La sonnerie de mon téléphone retentit autour de moi et je me lève du lit d’un bond. C’est ma mère… encore.

Ce qui me ramène à la réalité: il ne me reste plus que trente minutes pour finir le ménage.

Bon sang, Layla! Argghh… Ma boss me virerait avec fracas si elle savait ce que je fais et à quoi je pense. Je n’ai pas le temps de rêvasser sur une odeur. ~

Qu’est-ce qui cloche chez moi? ~

Je laisse les sonneries s’enchaîner et fredonne sur la mélodie tout en retirant les draps et les taies pour les envoyer à la blanchisserie.

La sonnerie s’arrête. Je me prépare à l’entendre sonner à nouveau. Oh bon sang! Ma mère va me rendre chèvre.

Je refais le lit.

Voilà, terminé! ~

Sur une impulsion, je me rallonge sur le lit propre et parfaitement tiré et pose la tête sur l’oreiller. C’est plus fort que moi. Je sens encore l’odeur, même si elle n’est plus aussi forte. Et son lit est si confortable. Les draps si doux.

Je l’imagine allongé à cette même place, ce soir.

Chelou Layla. Qu’est-ce qui ne tourne pas rond chez moi? ~

Je saute du lit et lisse du plat de la main les plis que je viens de faire.

Une enveloppe adressée à la femme de ménage est posée sur le comptoir. Je fixe l’écriture manuscrite sur l’enveloppe—des pleins et des déliés tracés avec assurance.

Un très généreux pourboire se trouve à l’intérieur.

Pas étonnant que Marnie préfère faire le ménage dans les appartements.

Je regrette qu’il n’y ait pas une seule photo du propriétaire.
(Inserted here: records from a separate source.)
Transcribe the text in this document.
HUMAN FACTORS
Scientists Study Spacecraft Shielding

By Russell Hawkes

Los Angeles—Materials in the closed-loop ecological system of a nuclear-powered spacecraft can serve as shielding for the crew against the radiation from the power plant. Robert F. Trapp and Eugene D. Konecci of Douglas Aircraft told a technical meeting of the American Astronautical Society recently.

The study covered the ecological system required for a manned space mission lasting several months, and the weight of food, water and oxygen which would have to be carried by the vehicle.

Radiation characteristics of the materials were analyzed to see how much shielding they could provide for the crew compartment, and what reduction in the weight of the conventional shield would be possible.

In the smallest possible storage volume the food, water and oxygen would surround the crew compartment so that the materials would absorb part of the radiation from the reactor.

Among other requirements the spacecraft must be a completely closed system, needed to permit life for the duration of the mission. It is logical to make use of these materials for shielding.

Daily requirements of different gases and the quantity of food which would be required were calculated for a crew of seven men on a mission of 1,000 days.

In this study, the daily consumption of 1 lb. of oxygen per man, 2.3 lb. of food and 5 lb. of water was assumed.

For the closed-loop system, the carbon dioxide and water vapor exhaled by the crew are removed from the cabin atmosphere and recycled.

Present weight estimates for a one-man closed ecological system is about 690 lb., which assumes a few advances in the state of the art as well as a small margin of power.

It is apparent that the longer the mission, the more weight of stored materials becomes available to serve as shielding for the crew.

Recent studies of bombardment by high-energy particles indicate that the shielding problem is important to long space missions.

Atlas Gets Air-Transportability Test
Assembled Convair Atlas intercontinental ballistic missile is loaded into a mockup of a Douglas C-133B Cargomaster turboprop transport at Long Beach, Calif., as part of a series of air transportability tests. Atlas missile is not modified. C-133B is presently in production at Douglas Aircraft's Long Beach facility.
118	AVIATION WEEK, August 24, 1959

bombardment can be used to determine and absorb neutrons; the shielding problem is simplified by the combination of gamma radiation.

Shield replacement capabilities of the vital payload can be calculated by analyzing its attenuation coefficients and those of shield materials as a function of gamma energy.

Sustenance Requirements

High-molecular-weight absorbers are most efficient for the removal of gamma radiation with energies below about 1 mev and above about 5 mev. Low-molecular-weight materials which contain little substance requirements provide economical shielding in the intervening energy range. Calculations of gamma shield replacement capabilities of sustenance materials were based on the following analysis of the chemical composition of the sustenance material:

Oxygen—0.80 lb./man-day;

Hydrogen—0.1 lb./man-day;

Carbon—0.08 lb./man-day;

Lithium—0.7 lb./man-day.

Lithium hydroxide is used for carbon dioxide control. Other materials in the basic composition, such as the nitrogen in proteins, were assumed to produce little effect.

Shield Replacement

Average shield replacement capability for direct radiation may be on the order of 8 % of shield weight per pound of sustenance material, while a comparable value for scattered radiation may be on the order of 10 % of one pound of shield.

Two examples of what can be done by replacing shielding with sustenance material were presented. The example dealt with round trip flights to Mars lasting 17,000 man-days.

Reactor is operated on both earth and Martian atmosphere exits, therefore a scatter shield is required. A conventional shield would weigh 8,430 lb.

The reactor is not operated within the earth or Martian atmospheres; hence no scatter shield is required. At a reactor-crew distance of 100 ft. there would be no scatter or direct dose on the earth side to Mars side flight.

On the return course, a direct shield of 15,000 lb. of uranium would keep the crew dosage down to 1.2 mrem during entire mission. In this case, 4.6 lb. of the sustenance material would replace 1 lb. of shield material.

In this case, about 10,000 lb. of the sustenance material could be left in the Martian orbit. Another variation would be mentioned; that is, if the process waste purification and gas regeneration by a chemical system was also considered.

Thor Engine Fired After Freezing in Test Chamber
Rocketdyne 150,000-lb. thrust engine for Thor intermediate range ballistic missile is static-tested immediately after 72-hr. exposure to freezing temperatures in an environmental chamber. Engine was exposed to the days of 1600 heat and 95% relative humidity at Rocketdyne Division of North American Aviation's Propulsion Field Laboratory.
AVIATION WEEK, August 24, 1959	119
Je ne vois aucune photo ni objet personnel à l’exception de ses vêtements dans le dressing. C’est étrange.

La chambre avec balcon au bout du couloir est occupée par une femme. J’ai senti son parfum et vu ses effets personnels.

Minute… Et s’ils étaient mariés? Je ne fais pas dans les hommes mariés, ni fiancés ni avec une petite copine… Ce n’est pas du tout mon fantasme.

Ce n’est juste pas bien.

Beurk! ~

Il faut que je m’occupe de ma vie personnelle et que je sorte un peu plus souvent…. mais pas avec Kofi.